Rogers can directly trace her team’s ground-breaking title-run last year to the loss of her father, the man responsible for her coaching verbiage when she encourages players to “get your tailgate down on these grounders.”
Wilcox was diagnosed with a pair of different types of cancer last spring, and six weeks after his diagnosis, Wilcox’s father passed away.
“I could talk all day long about how amazing these girls are and their parents, even before their softball skills,” Rogers said. “I was trying to go back and forth, as much as I could, to see him. The last day I got to spend with my dad, we had an away game at Horace Maynard, and that was closer to his house. So I got to spend the day with him and talk to him about the game we had coming up, and the one thing he could kind of talk about with clarity was softball.”
Cleveland lost that game, in extra innings, and then it never lost again enroute to the crown. Yet Rogers bookmarked that moment in time for how her team rallied to her side.
“The girls were texting me, ‘Love you, sorry about your dad.’ It wasn’t about softball,” Rogers said. “Instead of being sad about losing a one-run, extra inning game, they were concerned about me as a human.
“After that evening my dad passed way, we did not lose another ballgame,” she said. “They were able to take adversity that wasn’t necessarily theirs, and it galvanized them. I don’t do anything. All I can do is teach them and trust them to make those decisions.
“And it goes back to God; he puts you in places and surrounds you with people and you have to trust. My philosophy is: teach, model, trust."
Rogers a year ago launched the ‘Miracle Game,’ a school- and community-wide effort to include special-needs youth in a softball game with her girls’ team.

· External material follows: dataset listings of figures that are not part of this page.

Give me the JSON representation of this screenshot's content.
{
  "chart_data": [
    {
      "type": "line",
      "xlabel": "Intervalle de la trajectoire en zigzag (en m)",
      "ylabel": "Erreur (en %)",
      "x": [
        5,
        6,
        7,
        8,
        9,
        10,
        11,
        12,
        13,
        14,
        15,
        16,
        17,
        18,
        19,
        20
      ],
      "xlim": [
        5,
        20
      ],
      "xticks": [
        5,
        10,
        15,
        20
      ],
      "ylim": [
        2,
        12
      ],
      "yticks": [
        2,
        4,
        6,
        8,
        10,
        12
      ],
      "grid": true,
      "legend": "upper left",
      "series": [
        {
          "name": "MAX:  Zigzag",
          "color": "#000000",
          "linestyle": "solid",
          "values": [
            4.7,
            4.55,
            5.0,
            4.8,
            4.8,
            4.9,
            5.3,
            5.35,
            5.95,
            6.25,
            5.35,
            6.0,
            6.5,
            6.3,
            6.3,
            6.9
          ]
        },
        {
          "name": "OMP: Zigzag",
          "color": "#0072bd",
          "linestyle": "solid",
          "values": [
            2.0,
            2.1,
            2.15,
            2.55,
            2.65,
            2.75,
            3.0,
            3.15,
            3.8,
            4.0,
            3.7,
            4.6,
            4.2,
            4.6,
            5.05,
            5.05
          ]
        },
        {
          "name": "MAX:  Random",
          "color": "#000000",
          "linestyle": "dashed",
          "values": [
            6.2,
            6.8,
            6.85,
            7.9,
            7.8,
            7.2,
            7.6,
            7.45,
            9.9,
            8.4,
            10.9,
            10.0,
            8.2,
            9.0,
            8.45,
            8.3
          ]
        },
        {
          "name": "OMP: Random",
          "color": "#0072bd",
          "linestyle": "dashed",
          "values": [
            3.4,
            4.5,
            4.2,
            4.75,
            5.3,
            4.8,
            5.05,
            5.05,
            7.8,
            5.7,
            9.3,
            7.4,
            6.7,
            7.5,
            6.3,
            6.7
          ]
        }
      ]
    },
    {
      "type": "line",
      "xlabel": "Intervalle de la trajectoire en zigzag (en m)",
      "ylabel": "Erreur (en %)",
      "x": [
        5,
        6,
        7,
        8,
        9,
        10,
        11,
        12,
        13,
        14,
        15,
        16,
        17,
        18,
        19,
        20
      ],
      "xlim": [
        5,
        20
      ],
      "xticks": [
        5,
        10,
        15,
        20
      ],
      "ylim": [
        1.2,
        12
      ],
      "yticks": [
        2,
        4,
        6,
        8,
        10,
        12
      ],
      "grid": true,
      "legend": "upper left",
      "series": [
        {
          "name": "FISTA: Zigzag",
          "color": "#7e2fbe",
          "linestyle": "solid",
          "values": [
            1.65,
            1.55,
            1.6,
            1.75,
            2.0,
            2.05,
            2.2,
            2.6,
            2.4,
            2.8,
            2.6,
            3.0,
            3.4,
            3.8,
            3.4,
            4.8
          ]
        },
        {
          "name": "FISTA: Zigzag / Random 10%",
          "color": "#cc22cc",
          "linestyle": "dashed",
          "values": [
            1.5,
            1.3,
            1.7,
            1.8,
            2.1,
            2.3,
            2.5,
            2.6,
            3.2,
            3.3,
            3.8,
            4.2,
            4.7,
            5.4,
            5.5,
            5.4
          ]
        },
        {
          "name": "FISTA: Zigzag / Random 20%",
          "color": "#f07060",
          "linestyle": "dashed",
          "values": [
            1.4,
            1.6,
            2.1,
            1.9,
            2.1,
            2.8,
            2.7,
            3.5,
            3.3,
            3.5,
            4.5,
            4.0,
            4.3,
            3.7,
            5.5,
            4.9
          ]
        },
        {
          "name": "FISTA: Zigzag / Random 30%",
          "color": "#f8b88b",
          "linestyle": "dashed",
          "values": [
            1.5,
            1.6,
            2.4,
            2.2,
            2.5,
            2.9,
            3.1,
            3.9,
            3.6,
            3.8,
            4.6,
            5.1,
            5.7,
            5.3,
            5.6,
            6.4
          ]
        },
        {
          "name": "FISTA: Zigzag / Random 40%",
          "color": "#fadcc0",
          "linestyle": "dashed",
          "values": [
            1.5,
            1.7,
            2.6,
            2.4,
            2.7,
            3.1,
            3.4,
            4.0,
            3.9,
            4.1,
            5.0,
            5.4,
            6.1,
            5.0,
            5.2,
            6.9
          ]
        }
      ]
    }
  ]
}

Concurrent to this season and the loss of loved ones, Rogers also is prepared to continue the life cycle. She’s expecting a son later this spring, and is 29-plus weeks pregnant.
“James Beecher Whitehead was my grandfather’s full name, and he loved old Westerns. My son is going to be named James Maverick.
‘I’m hoping to get through the season (before delivery), and I think it’s great that after loss, the girls get to celebrate the coming of life with us. I think that’s super cool as well.”
TSSAA is proud to recognize Erica Rogers for her contributions as a coach, educator, and leader of student-athletes.